Plus. Plus. During the episode the network ran mini-promos for the high-end series I turned down a co-executive producer gig on in order to direct the movie. The movie's winding down, that show's gearing up... I'm not really regretting the choice. Just realizing that we never know which life path a decision will lead us down, and seeing those promos was a view through the veils of fate at a might-have-been alternate destiny. Was that the way to early retirement, a full time gardener, a little apartment in Paris? Or was it the way to an unhappy season on a so-so show?

What DO I want from my future? Screw the full time gardener. Yeah, I'd like an apartment in Paris.

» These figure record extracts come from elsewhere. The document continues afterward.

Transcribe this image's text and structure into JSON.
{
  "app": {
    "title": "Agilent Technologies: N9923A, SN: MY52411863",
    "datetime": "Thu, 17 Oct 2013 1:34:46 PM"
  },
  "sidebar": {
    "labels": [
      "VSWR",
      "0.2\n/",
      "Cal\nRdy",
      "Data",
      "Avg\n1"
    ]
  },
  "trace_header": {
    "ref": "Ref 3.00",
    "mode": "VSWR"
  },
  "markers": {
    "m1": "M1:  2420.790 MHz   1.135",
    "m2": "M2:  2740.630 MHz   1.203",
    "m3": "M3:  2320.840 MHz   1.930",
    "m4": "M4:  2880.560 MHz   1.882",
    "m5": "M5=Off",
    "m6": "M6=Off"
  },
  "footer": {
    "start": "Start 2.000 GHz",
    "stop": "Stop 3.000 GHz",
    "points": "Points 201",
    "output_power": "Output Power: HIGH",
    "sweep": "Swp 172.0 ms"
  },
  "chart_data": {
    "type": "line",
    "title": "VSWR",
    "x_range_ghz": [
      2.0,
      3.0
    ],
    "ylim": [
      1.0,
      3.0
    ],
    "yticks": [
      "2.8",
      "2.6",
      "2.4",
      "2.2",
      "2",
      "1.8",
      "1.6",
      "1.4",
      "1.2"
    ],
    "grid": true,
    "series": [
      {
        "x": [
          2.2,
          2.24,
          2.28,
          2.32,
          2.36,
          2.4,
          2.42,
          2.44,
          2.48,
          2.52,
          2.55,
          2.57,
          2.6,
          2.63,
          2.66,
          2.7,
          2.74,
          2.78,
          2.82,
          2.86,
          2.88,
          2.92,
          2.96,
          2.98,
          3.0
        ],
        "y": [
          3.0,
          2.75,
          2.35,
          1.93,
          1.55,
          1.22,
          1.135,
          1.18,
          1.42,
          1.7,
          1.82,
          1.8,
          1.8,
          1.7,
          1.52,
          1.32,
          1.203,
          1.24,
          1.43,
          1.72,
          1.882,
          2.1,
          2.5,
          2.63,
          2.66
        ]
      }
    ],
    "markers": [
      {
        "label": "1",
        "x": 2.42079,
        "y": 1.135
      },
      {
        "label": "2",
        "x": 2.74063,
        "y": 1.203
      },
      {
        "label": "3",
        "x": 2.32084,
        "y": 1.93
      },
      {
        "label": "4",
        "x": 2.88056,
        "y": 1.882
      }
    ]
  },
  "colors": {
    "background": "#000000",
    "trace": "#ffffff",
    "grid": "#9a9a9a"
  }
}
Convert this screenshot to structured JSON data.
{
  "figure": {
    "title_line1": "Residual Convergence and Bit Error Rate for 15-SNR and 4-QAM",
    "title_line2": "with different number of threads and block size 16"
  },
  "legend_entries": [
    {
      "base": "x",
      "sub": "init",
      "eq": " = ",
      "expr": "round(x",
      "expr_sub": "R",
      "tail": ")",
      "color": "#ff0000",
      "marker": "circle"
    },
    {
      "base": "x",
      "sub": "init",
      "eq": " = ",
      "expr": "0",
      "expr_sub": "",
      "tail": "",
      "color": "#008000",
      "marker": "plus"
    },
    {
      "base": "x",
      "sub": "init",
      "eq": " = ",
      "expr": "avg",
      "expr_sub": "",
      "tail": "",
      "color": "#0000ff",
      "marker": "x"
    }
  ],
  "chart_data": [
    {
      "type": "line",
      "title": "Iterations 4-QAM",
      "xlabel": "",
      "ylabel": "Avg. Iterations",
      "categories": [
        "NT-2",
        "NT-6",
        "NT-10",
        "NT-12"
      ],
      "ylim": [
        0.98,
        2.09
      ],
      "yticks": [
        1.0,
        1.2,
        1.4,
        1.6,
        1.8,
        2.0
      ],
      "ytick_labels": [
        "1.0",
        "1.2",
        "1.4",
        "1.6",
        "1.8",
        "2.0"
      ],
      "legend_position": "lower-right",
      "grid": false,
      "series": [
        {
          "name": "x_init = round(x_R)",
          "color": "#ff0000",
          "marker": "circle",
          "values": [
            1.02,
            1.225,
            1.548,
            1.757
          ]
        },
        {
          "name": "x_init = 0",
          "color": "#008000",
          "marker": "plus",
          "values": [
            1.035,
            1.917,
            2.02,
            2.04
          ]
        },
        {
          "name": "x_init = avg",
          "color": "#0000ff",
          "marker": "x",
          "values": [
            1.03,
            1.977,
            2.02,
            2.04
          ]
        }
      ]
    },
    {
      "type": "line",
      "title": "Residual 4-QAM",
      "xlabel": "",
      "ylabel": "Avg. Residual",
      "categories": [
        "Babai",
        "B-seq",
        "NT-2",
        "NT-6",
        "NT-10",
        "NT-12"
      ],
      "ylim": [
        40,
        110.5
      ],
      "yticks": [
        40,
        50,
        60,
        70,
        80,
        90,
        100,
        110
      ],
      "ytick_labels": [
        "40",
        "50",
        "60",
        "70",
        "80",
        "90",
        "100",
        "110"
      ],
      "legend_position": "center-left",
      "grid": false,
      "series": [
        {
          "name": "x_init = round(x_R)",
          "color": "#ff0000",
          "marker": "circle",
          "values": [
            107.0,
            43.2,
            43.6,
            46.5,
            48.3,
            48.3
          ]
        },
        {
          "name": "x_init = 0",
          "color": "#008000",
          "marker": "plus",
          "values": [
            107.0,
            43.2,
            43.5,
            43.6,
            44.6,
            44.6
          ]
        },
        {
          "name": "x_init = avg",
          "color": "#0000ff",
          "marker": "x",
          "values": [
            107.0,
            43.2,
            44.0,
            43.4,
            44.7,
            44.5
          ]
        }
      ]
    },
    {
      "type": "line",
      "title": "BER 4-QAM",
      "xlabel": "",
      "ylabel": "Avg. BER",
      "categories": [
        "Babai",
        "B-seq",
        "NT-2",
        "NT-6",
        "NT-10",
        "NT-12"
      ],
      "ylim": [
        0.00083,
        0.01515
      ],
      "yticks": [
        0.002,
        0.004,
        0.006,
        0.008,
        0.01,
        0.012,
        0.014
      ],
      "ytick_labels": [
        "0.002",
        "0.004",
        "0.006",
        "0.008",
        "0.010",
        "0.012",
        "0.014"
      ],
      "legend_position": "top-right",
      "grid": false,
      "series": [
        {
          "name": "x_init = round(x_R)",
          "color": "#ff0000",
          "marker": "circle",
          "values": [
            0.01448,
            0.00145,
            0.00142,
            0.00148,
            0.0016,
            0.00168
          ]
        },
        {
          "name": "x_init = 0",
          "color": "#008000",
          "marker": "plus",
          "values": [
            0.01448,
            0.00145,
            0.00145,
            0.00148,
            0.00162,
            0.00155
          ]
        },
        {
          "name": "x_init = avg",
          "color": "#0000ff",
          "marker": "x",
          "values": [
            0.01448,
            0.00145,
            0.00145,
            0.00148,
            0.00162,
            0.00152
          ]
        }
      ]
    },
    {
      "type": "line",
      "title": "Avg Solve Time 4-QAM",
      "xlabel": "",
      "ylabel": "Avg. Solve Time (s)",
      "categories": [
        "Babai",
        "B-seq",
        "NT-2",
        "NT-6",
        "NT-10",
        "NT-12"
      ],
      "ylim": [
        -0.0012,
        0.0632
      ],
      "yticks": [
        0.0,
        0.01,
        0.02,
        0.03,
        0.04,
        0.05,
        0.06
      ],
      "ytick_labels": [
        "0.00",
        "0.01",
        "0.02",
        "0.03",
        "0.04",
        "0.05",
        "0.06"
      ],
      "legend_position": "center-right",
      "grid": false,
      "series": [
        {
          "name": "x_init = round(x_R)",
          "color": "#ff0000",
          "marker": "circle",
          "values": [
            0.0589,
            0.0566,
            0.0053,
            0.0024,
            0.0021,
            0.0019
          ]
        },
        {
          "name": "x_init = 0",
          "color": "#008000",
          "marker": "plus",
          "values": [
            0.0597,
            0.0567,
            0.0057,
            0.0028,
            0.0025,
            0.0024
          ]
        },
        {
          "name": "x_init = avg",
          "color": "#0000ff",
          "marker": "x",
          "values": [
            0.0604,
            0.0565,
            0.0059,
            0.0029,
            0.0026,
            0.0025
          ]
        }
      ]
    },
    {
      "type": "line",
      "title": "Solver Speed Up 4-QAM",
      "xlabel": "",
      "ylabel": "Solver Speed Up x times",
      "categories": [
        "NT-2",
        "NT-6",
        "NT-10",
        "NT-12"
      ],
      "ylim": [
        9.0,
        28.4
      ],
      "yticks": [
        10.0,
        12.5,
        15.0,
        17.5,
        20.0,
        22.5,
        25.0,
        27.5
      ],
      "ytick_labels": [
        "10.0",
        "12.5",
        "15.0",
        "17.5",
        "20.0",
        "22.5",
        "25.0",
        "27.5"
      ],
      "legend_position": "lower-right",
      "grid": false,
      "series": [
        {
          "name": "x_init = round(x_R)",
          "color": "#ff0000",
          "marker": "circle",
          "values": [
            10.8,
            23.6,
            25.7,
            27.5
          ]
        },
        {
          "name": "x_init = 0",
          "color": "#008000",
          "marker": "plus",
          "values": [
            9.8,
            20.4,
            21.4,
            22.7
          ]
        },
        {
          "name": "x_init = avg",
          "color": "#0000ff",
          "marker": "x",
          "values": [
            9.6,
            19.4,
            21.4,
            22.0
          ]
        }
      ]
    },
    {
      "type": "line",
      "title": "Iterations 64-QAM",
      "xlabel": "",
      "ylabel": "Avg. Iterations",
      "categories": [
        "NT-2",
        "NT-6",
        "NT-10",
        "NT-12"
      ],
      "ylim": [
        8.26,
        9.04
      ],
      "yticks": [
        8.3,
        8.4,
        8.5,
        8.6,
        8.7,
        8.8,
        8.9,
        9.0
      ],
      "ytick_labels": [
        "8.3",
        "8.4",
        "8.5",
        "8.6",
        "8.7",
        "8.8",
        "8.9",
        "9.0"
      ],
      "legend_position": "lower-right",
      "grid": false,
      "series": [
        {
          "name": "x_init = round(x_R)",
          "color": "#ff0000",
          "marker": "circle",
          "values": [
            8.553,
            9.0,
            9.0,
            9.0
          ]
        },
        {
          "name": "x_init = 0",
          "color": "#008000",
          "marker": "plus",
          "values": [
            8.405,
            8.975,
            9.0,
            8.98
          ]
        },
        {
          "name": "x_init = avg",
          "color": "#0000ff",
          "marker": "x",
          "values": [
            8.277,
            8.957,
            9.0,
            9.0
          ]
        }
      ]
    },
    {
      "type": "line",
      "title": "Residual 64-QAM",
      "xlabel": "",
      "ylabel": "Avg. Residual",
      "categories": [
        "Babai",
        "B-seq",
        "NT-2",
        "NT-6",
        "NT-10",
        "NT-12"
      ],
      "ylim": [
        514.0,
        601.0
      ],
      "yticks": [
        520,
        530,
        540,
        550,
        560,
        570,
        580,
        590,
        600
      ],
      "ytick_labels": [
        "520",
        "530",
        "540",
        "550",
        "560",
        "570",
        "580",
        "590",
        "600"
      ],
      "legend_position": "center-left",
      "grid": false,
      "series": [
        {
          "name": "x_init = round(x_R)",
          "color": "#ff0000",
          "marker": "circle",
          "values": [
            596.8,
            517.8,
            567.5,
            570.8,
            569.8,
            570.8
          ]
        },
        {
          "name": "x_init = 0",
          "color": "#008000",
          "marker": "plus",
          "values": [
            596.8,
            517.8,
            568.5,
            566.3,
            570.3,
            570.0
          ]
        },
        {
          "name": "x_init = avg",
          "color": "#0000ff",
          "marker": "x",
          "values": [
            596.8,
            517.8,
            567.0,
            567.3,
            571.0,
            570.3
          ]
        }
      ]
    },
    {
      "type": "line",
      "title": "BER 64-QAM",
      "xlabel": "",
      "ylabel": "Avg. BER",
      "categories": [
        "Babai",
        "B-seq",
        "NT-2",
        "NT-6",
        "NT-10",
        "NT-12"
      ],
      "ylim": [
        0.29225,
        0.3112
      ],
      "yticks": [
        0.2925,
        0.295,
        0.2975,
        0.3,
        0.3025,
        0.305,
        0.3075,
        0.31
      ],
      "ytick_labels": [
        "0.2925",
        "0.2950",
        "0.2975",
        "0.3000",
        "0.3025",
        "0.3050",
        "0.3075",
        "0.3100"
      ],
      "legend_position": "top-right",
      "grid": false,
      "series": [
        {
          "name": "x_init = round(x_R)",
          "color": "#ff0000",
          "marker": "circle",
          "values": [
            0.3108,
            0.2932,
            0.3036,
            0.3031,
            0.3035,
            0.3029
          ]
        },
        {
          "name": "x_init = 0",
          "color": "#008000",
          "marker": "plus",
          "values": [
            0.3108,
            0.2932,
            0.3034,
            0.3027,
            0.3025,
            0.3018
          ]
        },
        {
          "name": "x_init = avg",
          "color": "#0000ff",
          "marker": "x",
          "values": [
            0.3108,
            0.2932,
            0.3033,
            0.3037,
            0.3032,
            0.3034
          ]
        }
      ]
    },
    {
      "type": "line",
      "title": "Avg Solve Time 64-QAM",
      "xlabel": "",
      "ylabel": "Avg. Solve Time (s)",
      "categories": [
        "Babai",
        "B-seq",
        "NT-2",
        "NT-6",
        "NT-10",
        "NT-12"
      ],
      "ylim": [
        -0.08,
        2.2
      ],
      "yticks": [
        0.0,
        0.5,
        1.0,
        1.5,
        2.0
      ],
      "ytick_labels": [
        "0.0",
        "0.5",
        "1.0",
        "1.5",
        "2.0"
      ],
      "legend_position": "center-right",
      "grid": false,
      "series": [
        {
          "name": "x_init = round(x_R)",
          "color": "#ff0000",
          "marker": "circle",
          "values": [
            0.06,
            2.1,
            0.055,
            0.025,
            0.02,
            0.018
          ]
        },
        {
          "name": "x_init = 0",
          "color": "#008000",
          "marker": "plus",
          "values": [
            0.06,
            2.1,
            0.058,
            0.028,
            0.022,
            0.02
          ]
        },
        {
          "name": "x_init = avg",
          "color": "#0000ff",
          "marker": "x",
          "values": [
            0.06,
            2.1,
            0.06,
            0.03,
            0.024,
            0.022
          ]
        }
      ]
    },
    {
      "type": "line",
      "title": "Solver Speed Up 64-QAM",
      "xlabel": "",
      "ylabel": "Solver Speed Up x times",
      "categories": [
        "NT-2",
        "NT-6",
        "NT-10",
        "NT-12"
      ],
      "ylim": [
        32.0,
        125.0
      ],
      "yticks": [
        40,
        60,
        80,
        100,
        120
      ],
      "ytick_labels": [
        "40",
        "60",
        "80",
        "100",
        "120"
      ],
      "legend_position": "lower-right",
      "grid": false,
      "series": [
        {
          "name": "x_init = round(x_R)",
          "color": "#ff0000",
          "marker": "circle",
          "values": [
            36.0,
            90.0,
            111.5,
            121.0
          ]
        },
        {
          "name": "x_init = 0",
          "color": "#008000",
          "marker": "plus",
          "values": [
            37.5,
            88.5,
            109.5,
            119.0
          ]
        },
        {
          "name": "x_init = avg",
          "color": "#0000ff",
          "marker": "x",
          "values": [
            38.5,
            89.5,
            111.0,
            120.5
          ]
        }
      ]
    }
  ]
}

But a hotel room there every five years will do fine. (More time than that between visits to Paris and I start to get the DT's.) (I know how obnoxious that sounded but guess what, I'm not deleting it.) So what DO I want? I don't need a bigger house than the nice, not-very-big, comfy homey one I live in. (I bought it twenty years ago so my mortgage is lower than the rent on a one bedroom apartment.) I'm dumping my fancy car this week for something smaller, more sensible and with better mileage and I will never go back to fancy. I live in blue jeans and shirts bought on sale at the Gap and probably always will. My union pension, just as it stands, will enable my wife and me to live at the level we live at now if we're reasonably careful. So, given all of that, what does it matter how well I direct international stars or whether I choose to produce a big-deal series or go off to direct a mid-deal movie? Really?



What right do I have, ever, to complain about anything?

5 Comments:

Blogger Shannon said...

Well said, Tom. And I couldn't agree more. It's all about being happy with yourself and what you do, and not about having the biggest house or the fastest car.

With regard to Le Starlet: Remember that she is someone else's vision right now. It doesn't mean you did a bad job directing her, it just means her craft is in the hands of someone with different ideas.

6:21 AM  
Anonymous Anonymous said...

She shined???
Dear Tom do you not mean she shone?

6:35 AM  
Blogger Tom said...

Anonymous--ade the correction. I'm so embarrassed I don't know if I can walk out the door of my house this morning. And I'm not entirely joking.

[sic]--Thanks for the generous benefit of the doubt.

8:01 AM  
Blogger Facets of V said...

Ahhhhhhh Tom, the right to complain is God given! Just because we fuss doesn't mean we don't appreciate what we have. I believe there very few if any people in this world who truly know what they want. Most THINK they want and some are even happy if they are fortunate enough to get....an extremely low percentage. The rest of us are seekers, always wondering what would have happened if we had taken the other road.

4:18 PM  
Blogger Paul said...

Tom,

It's good to see this post. Honestly at times I think you suffer from "the grass is always greener on the other side of the fence" syndrome. (But, don't we all!)

I've got a friend that regularly reminds himself how good life really is by writing out a JOY LIST. I need to do it more often, myself.